Javier, con quien trabajó 20 años en proyectos de investigación, bromea ahora diciendo que, de no haberse muerto, lo mataría él, por el legado que ha dejado. Emilio era un coco privilegiado y quizá por ello casi todo lo llevaba en su cabeza. En temas de trabajo, de sus investigaciones nunca contaba más de lo que su interlocutor necesitaba saber, fuera un amigo, un periodista, una chica a la que trataba de engatusar, o sus propios compañeros de investigación, con los que a veces formaba equipos cuyos miembros sólo se conocían por mediación suya.
Alguna vez hacía confidencias en relación con el trabajo secreto que estaba llevando a cabo en este ámbito o el otro (que siempre era, oyéndolo, mucho más secreto de lo que en realidad era). Pero sólo lo hacía para que su interlocutor supiera que no se le podía preguntar más allá de lo que él contaba. A mí me contó muchas cosas, nunca todo. Porque yo le hacía las veces, simultáneamente, de amigo y de periodista de cabecera. Casi nunca para darme una exclusiva sobre sus avances científicos: no sólo no me permitía publicar nada, sino que me exigía que preguntara en fuentes oficiales lo que yo ya sabía. La mayor parte de las veces me pedía ayuda para que le tradujera a un lenguaje divulgativo trabajos que, por lo general, eran fruto de una formulación intelectual muy compleja.
No ha pasado un día desde que no está que no lo eche de menos y que no me acuerde de él por muchos motivos. Y estos últimos meses, en particular, no me quito de la cabeza, a propósito de la de tonterías que se están diciendo en torno a la llamada Inteligencia Artificial, lo que él me contaba acerca de ésta, sobre la que Emilio también estuvo en su día investigando.
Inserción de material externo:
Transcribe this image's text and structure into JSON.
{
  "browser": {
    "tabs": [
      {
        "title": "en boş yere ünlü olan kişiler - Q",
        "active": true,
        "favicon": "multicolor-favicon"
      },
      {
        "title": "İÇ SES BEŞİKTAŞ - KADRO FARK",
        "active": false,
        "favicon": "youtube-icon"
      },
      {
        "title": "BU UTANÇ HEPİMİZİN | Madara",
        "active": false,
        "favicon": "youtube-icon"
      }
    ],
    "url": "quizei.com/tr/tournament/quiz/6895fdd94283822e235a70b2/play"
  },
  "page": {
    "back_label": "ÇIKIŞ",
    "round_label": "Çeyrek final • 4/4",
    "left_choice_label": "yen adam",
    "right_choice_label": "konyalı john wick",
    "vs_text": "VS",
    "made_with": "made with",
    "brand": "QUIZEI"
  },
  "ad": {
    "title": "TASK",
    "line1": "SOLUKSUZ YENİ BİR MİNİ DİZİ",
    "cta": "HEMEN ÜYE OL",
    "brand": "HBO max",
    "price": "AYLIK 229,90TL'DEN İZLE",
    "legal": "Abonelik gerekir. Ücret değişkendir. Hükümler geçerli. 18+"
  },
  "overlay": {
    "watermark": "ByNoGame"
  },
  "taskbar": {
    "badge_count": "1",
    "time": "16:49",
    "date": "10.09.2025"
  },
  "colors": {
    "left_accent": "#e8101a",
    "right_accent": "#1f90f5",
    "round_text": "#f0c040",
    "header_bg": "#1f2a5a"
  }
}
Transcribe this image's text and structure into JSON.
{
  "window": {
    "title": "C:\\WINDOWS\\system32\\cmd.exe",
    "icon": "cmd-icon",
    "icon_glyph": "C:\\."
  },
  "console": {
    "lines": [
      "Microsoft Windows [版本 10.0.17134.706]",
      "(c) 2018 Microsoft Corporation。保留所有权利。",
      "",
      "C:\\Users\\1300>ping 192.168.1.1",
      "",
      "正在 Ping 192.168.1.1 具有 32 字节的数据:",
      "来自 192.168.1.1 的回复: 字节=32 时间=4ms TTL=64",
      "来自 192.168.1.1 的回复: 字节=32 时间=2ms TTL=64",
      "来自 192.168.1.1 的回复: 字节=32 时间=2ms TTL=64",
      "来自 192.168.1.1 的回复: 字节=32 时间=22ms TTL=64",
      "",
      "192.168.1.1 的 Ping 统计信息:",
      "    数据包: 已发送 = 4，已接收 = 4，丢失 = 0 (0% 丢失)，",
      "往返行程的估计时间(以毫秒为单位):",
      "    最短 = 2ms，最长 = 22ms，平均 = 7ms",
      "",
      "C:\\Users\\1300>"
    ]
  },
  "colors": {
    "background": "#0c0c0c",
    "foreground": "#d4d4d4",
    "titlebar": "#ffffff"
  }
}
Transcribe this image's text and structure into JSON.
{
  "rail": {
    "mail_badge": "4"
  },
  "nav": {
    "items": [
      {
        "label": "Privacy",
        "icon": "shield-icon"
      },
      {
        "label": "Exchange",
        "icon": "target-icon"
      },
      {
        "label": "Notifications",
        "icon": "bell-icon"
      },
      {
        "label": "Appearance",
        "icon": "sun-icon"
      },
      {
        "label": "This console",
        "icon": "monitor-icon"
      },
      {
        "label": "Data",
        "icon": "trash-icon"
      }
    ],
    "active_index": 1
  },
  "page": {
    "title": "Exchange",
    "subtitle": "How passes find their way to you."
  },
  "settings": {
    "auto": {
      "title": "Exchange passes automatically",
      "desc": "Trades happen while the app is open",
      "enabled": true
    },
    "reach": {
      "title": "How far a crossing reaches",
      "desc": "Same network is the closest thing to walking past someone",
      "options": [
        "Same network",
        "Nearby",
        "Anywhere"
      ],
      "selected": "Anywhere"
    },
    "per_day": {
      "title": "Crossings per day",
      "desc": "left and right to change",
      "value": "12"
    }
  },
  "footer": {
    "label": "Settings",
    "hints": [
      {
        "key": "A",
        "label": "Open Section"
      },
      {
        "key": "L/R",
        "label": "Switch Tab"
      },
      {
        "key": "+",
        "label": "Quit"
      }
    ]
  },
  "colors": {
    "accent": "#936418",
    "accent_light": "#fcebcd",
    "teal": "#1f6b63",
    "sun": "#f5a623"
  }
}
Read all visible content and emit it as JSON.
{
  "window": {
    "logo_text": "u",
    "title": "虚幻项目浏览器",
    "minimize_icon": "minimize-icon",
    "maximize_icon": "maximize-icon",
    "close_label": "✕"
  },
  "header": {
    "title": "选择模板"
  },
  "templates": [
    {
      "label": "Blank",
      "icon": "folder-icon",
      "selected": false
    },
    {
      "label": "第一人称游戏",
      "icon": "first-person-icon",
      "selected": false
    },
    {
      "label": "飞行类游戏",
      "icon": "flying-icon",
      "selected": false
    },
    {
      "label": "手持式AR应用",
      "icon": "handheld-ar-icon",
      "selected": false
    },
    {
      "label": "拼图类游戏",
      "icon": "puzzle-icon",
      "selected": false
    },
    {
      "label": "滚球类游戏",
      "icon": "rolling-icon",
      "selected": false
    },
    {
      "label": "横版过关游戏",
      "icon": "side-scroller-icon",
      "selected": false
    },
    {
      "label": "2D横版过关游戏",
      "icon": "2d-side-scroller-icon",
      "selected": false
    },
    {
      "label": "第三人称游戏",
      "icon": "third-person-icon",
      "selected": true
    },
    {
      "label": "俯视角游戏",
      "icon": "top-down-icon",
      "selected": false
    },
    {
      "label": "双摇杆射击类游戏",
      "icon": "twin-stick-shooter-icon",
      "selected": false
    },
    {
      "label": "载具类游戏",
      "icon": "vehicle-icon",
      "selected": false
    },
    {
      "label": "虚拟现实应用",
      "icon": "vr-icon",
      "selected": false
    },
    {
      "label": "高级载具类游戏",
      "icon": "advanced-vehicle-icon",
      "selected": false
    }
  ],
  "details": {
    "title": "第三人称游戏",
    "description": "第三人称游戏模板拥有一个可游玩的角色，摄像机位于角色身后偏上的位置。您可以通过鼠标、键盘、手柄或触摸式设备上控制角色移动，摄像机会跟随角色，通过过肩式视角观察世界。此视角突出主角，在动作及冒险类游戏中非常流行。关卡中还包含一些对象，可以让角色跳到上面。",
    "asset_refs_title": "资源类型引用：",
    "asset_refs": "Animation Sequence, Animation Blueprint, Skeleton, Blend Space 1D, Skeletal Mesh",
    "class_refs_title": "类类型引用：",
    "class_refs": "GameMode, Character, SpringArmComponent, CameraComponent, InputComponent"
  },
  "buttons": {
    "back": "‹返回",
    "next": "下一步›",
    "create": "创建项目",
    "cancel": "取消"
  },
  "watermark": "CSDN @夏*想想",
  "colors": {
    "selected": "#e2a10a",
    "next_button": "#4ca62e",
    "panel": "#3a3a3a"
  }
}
La Inteligencia Artificial no se pensó para que un ordenador hiciera un trabajo por nosotros, ni para que un escritor firmara un texto que no había escrito ni para fotografiar lo que no existe. Todo eso no son más que bobadas, puro entretenimiento, la sublimación de la trampa
Lo que en los últimos meses hemos visto en las redes sociales acerca de la Inteligencia Artificial no son más que fuegos de artificio. La Inteligencia Artificial es otra cosa. Se investigó en ella con la intención de llegar a donde el ser humano no era capaz de llegar o a donde necesitaría un tiempo del que no disponía para llegar. La Inteligencia Artificial no se pensó para que un ordenador hiciera un trabajo por nosotros, ni para que un escritor firmara un texto que no había escrito ni para fotografiar lo que no existe. Todo eso no son más que bobadas, puro entretenimiento, la sublimación de la trampa.
La Inteligencia Artificial, esto me lo explicó Emilio (yo lo simplifico hasta lo inteligible por un humano medio como yo mismo), se basa en dos pilares: un volumen de información muy grande y una capacidad de procesado de esa información infinitamente más rápida que la del ser humano. Los famosos big data y machine learning. Las máquinas aprenden igual que el ser humano, a base de acierto y error. A base de medir los resultados, sólo que a una velocidad incomparablemente mayor que la de la mente humana.
Los riesgos de la IA
Pero tiene sus riesgos. La Inteligencia Artificial lleva a las máquinas a tomar decisiones. Decisiones que, en ocasiones, conducen a resultados positivos por medio de mecanismos que el ser humano no es capaz de comprender. O simplemente, mecanismos que el hombre ha descartado por motivos que a las máquinas, obviamente, se le escapan. Motivos ideológicos o de conciencia, pero también legales, que entrañan una responsabilidad que han de asumir las personas.
Sólo un ejemplo, para que se entienda esto que explico. En el ámbito de la salud, pongamos por caso. La Inteligencia Artificial podría llegar a diagnosticar una determinada patología y a indicar (cuando no a administrar directamente) un determinado tratamiento. Pero, en su continuo aprendizaje, nunca existirá ni un 100% de acierto ni un riesgo de error del 0%. Y en tal caso, ¿quién se hace responsable de lo que le ocurra al paciente? ¿Quién responde de los resultados? ¿Se podría acusar a una máquina de negligencia o lo negligente sería dejar determinadas decisiones en manos de las máquinas? Es un debate que no está cerrado.
Frente a esa Inteligencia Artificial que nos promete un mundo plagado de irrealidades, yo me quedo con la intelijencia, de Juan Ramón Jiménez, que aspiraba a conocer «el nombre exacto de las cosas», que le pedía a su intelijencia que le procurara conocimiento. Y estoy seguro de que Emilio y toda la comunidad científica, también. Lo otro no es más que circo.